The findings, published in the journal Cancer, suggest that obese men need not fear that their weight will add to their risk of cancer recurrence or death.
“I think this is a reassuring study for obese men,” lead study author Dr. Sameer A. Siddiqui told Reuters Health. “Even with worse cancers, their outcomes were the same.”
The role of obesity in prostate cancer—both its development and its response to therapy—has not been clear. Some studies, but not all, have found that compared with normal-weight men, obese men may be at greater risk of tumor recurrence after having surgery to remove the prostate gland.

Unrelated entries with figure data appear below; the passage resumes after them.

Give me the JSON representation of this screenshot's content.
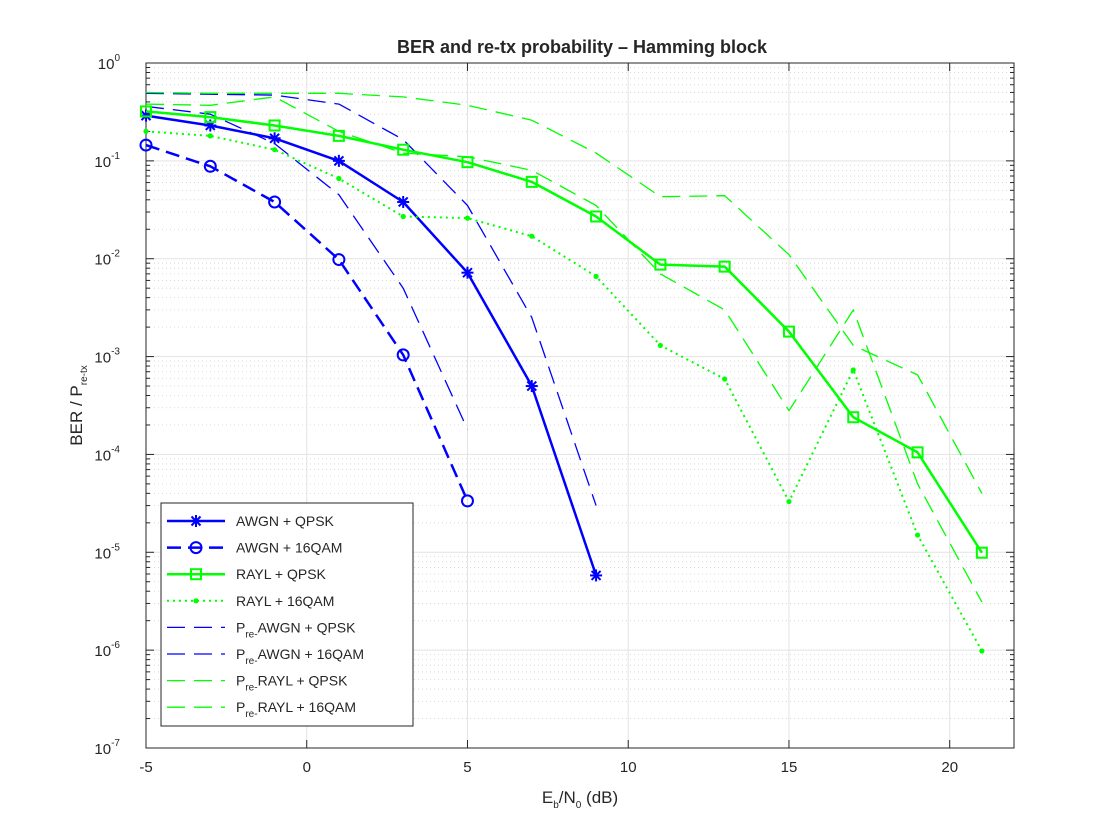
{
  "chart_data": {
    "type": "line",
    "title": "BER and re-tx probability – Hamming block",
    "xlabel": {
      "main": "E",
      "sub": "b",
      "mid": "/N",
      "sub2": "0",
      "tail": "  (dB)"
    },
    "ylabel": {
      "main": "BER / P",
      "sub": "re-tx"
    },
    "xlim": [
      -5,
      22
    ],
    "ylim": [
      1e-07,
      1
    ],
    "yscale": "log",
    "grid": true,
    "legend_position": "bottom-left",
    "xticks": [
      -5,
      0,
      5,
      10,
      15,
      20
    ],
    "xtick_labels": [
      "-5",
      "0",
      "5",
      "10",
      "15",
      "20"
    ],
    "yticks": [
      {
        "value": 1,
        "base": "10",
        "exp": "0"
      },
      {
        "value": 0.1,
        "base": "10",
        "exp": "-1"
      },
      {
        "value": 0.01,
        "base": "10",
        "exp": "-2"
      },
      {
        "value": 0.001,
        "base": "10",
        "exp": "-3"
      },
      {
        "value": 0.0001,
        "base": "10",
        "exp": "-4"
      },
      {
        "value": 1e-05,
        "base": "10",
        "exp": "-5"
      },
      {
        "value": 1e-06,
        "base": "10",
        "exp": "-6"
      },
      {
        "value": 1e-07,
        "base": "10",
        "exp": "-7"
      }
    ],
    "series": [
      {
        "legend_parts": [
          {
            "t": "AWGN  +  QPSK"
          }
        ],
        "color": "#0000ff",
        "style": "solid",
        "marker": "star",
        "x": [
          -5,
          -3,
          -1,
          1,
          3,
          5,
          7,
          9
        ],
        "y": [
          0.29,
          0.23,
          0.17,
          0.1,
          0.038,
          0.0072,
          0.0005,
          5.8e-06
        ]
      },
      {
        "legend_parts": [
          {
            "t": "AWGN  + 16QAM"
          }
        ],
        "color": "#0000ff",
        "style": "dashed-bold",
        "marker": "circle",
        "x": [
          -5,
          -3,
          -1,
          1,
          3,
          5
        ],
        "y": [
          0.145,
          0.088,
          0.038,
          0.0098,
          0.00104,
          3.35e-05
        ]
      },
      {
        "legend_parts": [
          {
            "t": "RAYL  +  QPSK"
          }
        ],
        "color": "#00ff00",
        "style": "solid",
        "marker": "square",
        "x": [
          -5,
          -3,
          -1,
          1,
          3,
          5,
          7,
          9,
          11,
          13,
          15,
          17,
          19,
          21
        ],
        "y": [
          0.32,
          0.28,
          0.23,
          0.18,
          0.13,
          0.097,
          0.061,
          0.027,
          0.0087,
          0.0083,
          0.0018,
          0.00024,
          0.000105,
          9.9e-06
        ]
      },
      {
        "legend_parts": [
          {
            "t": "RAYL  + 16QAM"
          }
        ],
        "color": "#00ff00",
        "style": "dotted",
        "marker": "dot",
        "x": [
          -5,
          -3,
          -1,
          1,
          3,
          5,
          7,
          9,
          11,
          13,
          15,
          17,
          19,
          21
        ],
        "y": [
          0.2,
          0.18,
          0.13,
          0.066,
          0.027,
          0.026,
          0.017,
          0.0066,
          0.0013,
          0.00059,
          3.3e-05,
          0.00073,
          1.5e-05,
          9.8e-07
        ]
      },
      {
        "legend_parts": [
          {
            "t": "P"
          },
          {
            "t": "re-",
            "sub": true
          },
          {
            "t": "AWGN  +  QPSK"
          }
        ],
        "color": "#0000ff",
        "style": "dashed",
        "marker": "none",
        "x": [
          -5,
          -3,
          -1,
          1,
          3,
          5,
          7,
          9
        ],
        "y": [
          0.49,
          0.48,
          0.47,
          0.38,
          0.165,
          0.035,
          0.0025,
          3e-05
        ]
      },
      {
        "legend_parts": [
          {
            "t": "P"
          },
          {
            "t": "re-",
            "sub": true
          },
          {
            "t": "AWGN  + 16QAM"
          }
        ],
        "color": "#0000ff",
        "style": "dashed",
        "marker": "none",
        "x": [
          -5,
          -3,
          -1,
          1,
          3,
          5
        ],
        "y": [
          0.36,
          0.3,
          0.15,
          0.045,
          0.005,
          0.00018
        ]
      },
      {
        "legend_parts": [
          {
            "t": "P"
          },
          {
            "t": "re-",
            "sub": true
          },
          {
            "t": "RAYL  +  QPSK"
          }
        ],
        "color": "#00ff00",
        "style": "dashed",
        "marker": "none",
        "x": [
          -5,
          -3,
          -1,
          1,
          3,
          5,
          7,
          9,
          11,
          13,
          15,
          17,
          19,
          21
        ],
        "y": [
          0.5,
          0.49,
          0.49,
          0.49,
          0.45,
          0.37,
          0.26,
          0.12,
          0.043,
          0.044,
          0.011,
          0.0013,
          0.00065,
          4e-05
        ]
      },
      {
        "legend_parts": [
          {
            "t": "P"
          },
          {
            "t": "re-",
            "sub": true
          },
          {
            "t": "RAYL  + 16QAM"
          }
        ],
        "color": "#00ff00",
        "style": "dashed",
        "marker": "none",
        "x": [
          -5,
          -3,
          -1,
          1,
          3,
          5,
          7,
          9,
          11,
          13,
          15,
          17,
          19,
          21
        ],
        "y": [
          0.38,
          0.37,
          0.45,
          0.2,
          0.12,
          0.11,
          0.08,
          0.035,
          0.007,
          0.003,
          0.00028,
          0.003,
          5e-05,
          3.1e-06
        ]
      }
    ]
  }
}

To investigate, Siddiqui and his colleagues at the Mayo Clinic in Rochester, Minnesota, followed more than 5,300 men who’d undergone radical prostatectomy at their center in the 1990s. Radical prostatectomy removes the whole prostate gland and nearby lymph nodes.
The researchers found that while obese men were more likely to have relatively aggressive tumors, their risk of death or cancer recurrence in the decade following surgery was comparable to that of normal-weight men.
Siddiqui called this a “testament to the durability of radical prostatectomy.”
As for why obese men tend to go into surgery in somewhat worse shape, experts have speculated that there could be basic biological differences in the prostate tumors of overweight and normal-weight men.
However, Siddiqui and his colleagues believe that it may be more difficult to screen for and diagnose prostate cancer in obese men. One way to assess men for the disease is with a digital rectal exam, and this was more likely to underestimate the stage of tumors in obese men compared with thinner men in the current study.
Blood tests that look for high levels of prostate-specific antigen (PSA) might also be less sensitive in obese men, according to Siddiqui, because they tend to have generally lower PSA levels than normal-weight men do.
But the bottom line, Siddiqui said, is that obese men should not be treated any differently. Even if they have somewhat more aggressive tumors, he said, these findings suggest they fare well in the long run.